Redshift evolution of the hot intracluster gas metallicity in the C-EAGLE cluster simulations

TL;DR

This study uses high-resolution C-EAGLE simulations to analyze how the metallicity of hot intracluster gas evolves with redshift, especially in cluster outskirts, revealing early enrichment and complex core evolution driven by gas accretion.

Contribution

It provides new insights into the redshift evolution of cluster metallicity, highlighting the role of early enrichment and gas accretion in core metallicity changes, based on high-resolution simulations.

Findings

Metallicity in outskirts shows little evolution since z=2.

Fe abundance evolves at low redshift due to Type Ia supernovae.

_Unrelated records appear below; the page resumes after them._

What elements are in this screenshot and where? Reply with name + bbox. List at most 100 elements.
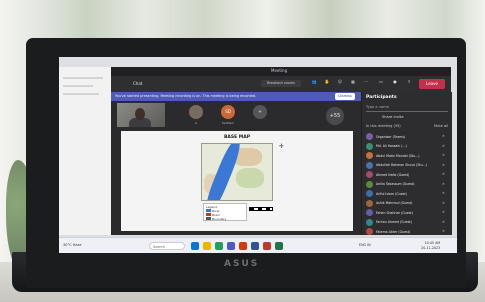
banner-text: You've started presenting. Meeting recor… (115, 94, 257, 98)
participant-name: Ashik Mahmud (Guest) (376, 201, 413, 205)
shared-screen: BASE MAP ✛ Legend River Road Boundary (121, 131, 353, 231)
participant-avatar (366, 180, 373, 188)
meeting-toolbar: Chat Breakout rooms 👥 ✋ ☺ ▦ ⋯ ▭ ● ⇪ Leav… (111, 76, 451, 92)
share-icon[interactable]: ⇪ (402, 79, 416, 89)
participant-row[interactable]: Md. Ali Hossain (...) ✕ (366, 142, 450, 152)
participant-avatar (366, 152, 373, 159)
mic-muted-icon: ✕ (442, 219, 445, 224)
participant-tiles: A SD Saddam + +55 (111, 103, 361, 129)
base-map (201, 143, 273, 201)
excel-icon[interactable] (275, 242, 283, 250)
participant-name: Saddam (221, 121, 235, 125)
hand-icon[interactable]: ✋ (320, 79, 334, 89)
taskbar-search-box[interactable]: Search (149, 242, 185, 250)
breakout-rooms-button[interactable]: Breakout rooms (261, 80, 301, 87)
participant-row[interactable]: Abdul Matin Mondal (Stu...) ✕ (366, 151, 450, 161)
pdf-icon[interactable] (263, 242, 271, 250)
participant-avatar (366, 218, 373, 226)
participant-row[interactable]: Fahim Shahriar (Guest) ✕ (366, 208, 450, 218)
grid-icon[interactable]: ▦ (346, 79, 360, 89)
participant-name: Fahim Shahriar (Guest) (376, 210, 413, 215)
section-label: In this meeting (55) (366, 124, 401, 128)
mic-muted-icon: ✕ (442, 134, 445, 138)
weather-widget[interactable]: 30°C Haze (63, 243, 82, 247)
background-line (63, 77, 103, 79)
overflow-participants-badge[interactable]: +55 (326, 107, 344, 125)
leave-button[interactable]: Leave (419, 79, 445, 89)
participant-row[interactable]: Fatema Akter (Guest) ✕ (366, 227, 450, 237)
teams-meeting-window: Meeting Chat Breakout rooms 👥 ✋ ☺ ▦ ⋯ ▭ … (111, 67, 452, 245)
participant-avatar[interactable]: SD (221, 105, 235, 119)
participant-row[interactable]: Abdullah Rahman Shuvo (Stu...) ✕ (366, 161, 450, 171)
mute-all-button[interactable]: Mute all (434, 124, 448, 128)
mic-muted-icon: ✕ (442, 200, 445, 205)
windows-taskbar: 30°C Haze Search ENG IN 10:45 AM 20-11-2… (59, 237, 457, 253)
legend-label: Boundary (212, 217, 227, 221)
browser-icon[interactable] (215, 242, 223, 250)
file-explorer-icon[interactable] (203, 242, 211, 250)
participant-name: Fatema Akter (Guest) (376, 229, 411, 234)
recording-banner: You've started presenting. Meeting recor… (111, 92, 361, 101)
panel-title: Participants (366, 95, 397, 100)
participant-avatar (366, 228, 373, 235)
participant-row[interactable]: Organiser (Teams) ✕ (366, 132, 450, 142)
in-meeting-section: In this meeting (55) Mute all (366, 124, 448, 128)
taskbar-clock[interactable]: 10:45 AM 20-11-2023 (421, 241, 440, 251)
teams-icon[interactable] (227, 242, 235, 250)
participant-avatar[interactable] (189, 105, 203, 119)
participant-avatar (366, 142, 373, 150)
map-scale-bar (249, 207, 273, 211)
participant-row[interactable]: Ariful Islam (Guest) ✕ (366, 189, 450, 199)
participant-name: Md. Ali Hossain (...) (376, 144, 407, 148)
dismiss-button[interactable]: Dismiss (335, 93, 355, 100)
people-icon[interactable]: 👥 (307, 79, 321, 89)
participant-search-input[interactable]: Type a name (366, 104, 448, 112)
participant-name: Abdullah Rahman Shuvo (Stu...) (376, 163, 427, 167)
mic-muted-icon: ✕ (442, 181, 445, 186)
participant-name: Ariful Islam (Guest) (376, 191, 407, 196)
participant-name: Organiser (Teams) (376, 134, 406, 139)
background-window (59, 67, 111, 235)
start-icon[interactable] (191, 242, 199, 250)
laptop-screen: Meeting Chat Breakout rooms 👥 ✋ ☺ ▦ ⋯ ▭ … (59, 57, 457, 253)
participant-name: Abdul Matin Mondal (Stu...) (376, 153, 420, 158)
mic-muted-icon: ✕ (442, 162, 445, 167)
participant-avatar (366, 190, 373, 197)
participant-avatar (366, 199, 373, 207)
participant-row[interactable]: Ashik Mahmud (Guest) ✕ (366, 199, 450, 209)
participants-panel: Participants Type a name Share invite In… (361, 92, 452, 245)
powerpoint-icon[interactable] (239, 242, 247, 250)
more-icon[interactable]: ⋯ (359, 79, 373, 89)
participant-avatar (366, 161, 373, 169)
window-title: Meeting (271, 68, 288, 73)
background-line (63, 85, 93, 87)
participant-name: Ahmed Nafiz (Guest) (376, 172, 410, 177)
participant-avatar (366, 209, 373, 216)
camera-icon[interactable]: ▭ (374, 79, 388, 89)
mic-muted-icon: ✕ (442, 143, 445, 148)
participant-list: Organiser (Teams) ✕ Md. Ali Hossain (...) ✕… (366, 132, 450, 246)
participant-name: Anika Tabassum (Guest) (376, 182, 415, 186)
system-tray[interactable]: ENG IN (359, 243, 371, 247)
north-arrow-icon: ✛ (279, 143, 285, 150)
laptop-brand-logo: ASUS (224, 259, 260, 269)
map-title: BASE MAP (223, 135, 251, 140)
participant-avatar[interactable]: + (253, 105, 267, 119)
participant-avatar (366, 133, 373, 140)
mic-muted-icon: ✕ (442, 153, 445, 157)
presenter-video[interactable] (117, 103, 165, 127)
mic-muted-icon: ✕ (442, 210, 445, 214)
legend-swatch (206, 217, 211, 220)
participant-name: Farhan Ahmed (Guest) (376, 220, 412, 224)
clock-date: 20-11-2023 (421, 246, 441, 250)
participant-row[interactable]: Farhan Ahmed (Guest) ✕ (366, 218, 450, 228)
mic-icon[interactable]: ● (388, 79, 402, 89)
legend-item: Boundary (206, 217, 244, 221)
chat-tab[interactable]: Chat (133, 81, 142, 86)
word-icon[interactable] (251, 242, 259, 250)
share-invite-button[interactable]: Share invite (382, 115, 404, 119)
participant-row[interactable]: Ahmed Nafiz (Guest) ✕ (366, 170, 450, 180)
participant-row[interactable]: Anika Tabassum (Guest) ✕ (366, 180, 450, 190)
smile-icon[interactable]: ☺ (333, 79, 347, 89)
map-legend: Legend River Road Boundary (203, 203, 247, 221)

Core metallicity evolution driven by accretion of low-metallicity gas.

Abstract

The abundance and distribution of metals in galaxy clusters contains valuable information about their chemical history and evolution. By looking at how metallicity evolves with redshift, it is possible to constrain the different metal production channels. We use the C-EAGLE clusters, a sample of 30 high resolution ($m_{gas} \simeq 1.8\times 10^{6}$ M$_{\odot}$) cluster zoom simulations, to investigate the redshift evolution of metallicity, with particular focus on the cluster outskirts. The early enrichment model, in which the majority of metals are produced in the core of cluster progenitors at high redshift, suggests that metals in cluster outskirts have not significantly evolved since $z=2$. With the C-EAGLE sample, we find reasonable agreement with the early enrichment model as there is very little scatter in the metallicity abundance at large radius across the whole sample, out to at least $z=2$. The exception is Fe for which the radial dependence of metallicity was found to evolve at low redshift as a result of being mainly produced by Type Ia supernovae, which are more likely to be formed at later times than core-collapse supernovae. We also found considerable redshift evolution of metal abundances in the cores of the C-EAGLE clusters which has not been seen in other simulations or observation based metallicity studies. Since we find this evolution to be driven by accretion of low metallicity gas, it suggests that the interaction between outflowing, AGN heated material and the surrounding gas is important for determining the core abundances in clusters.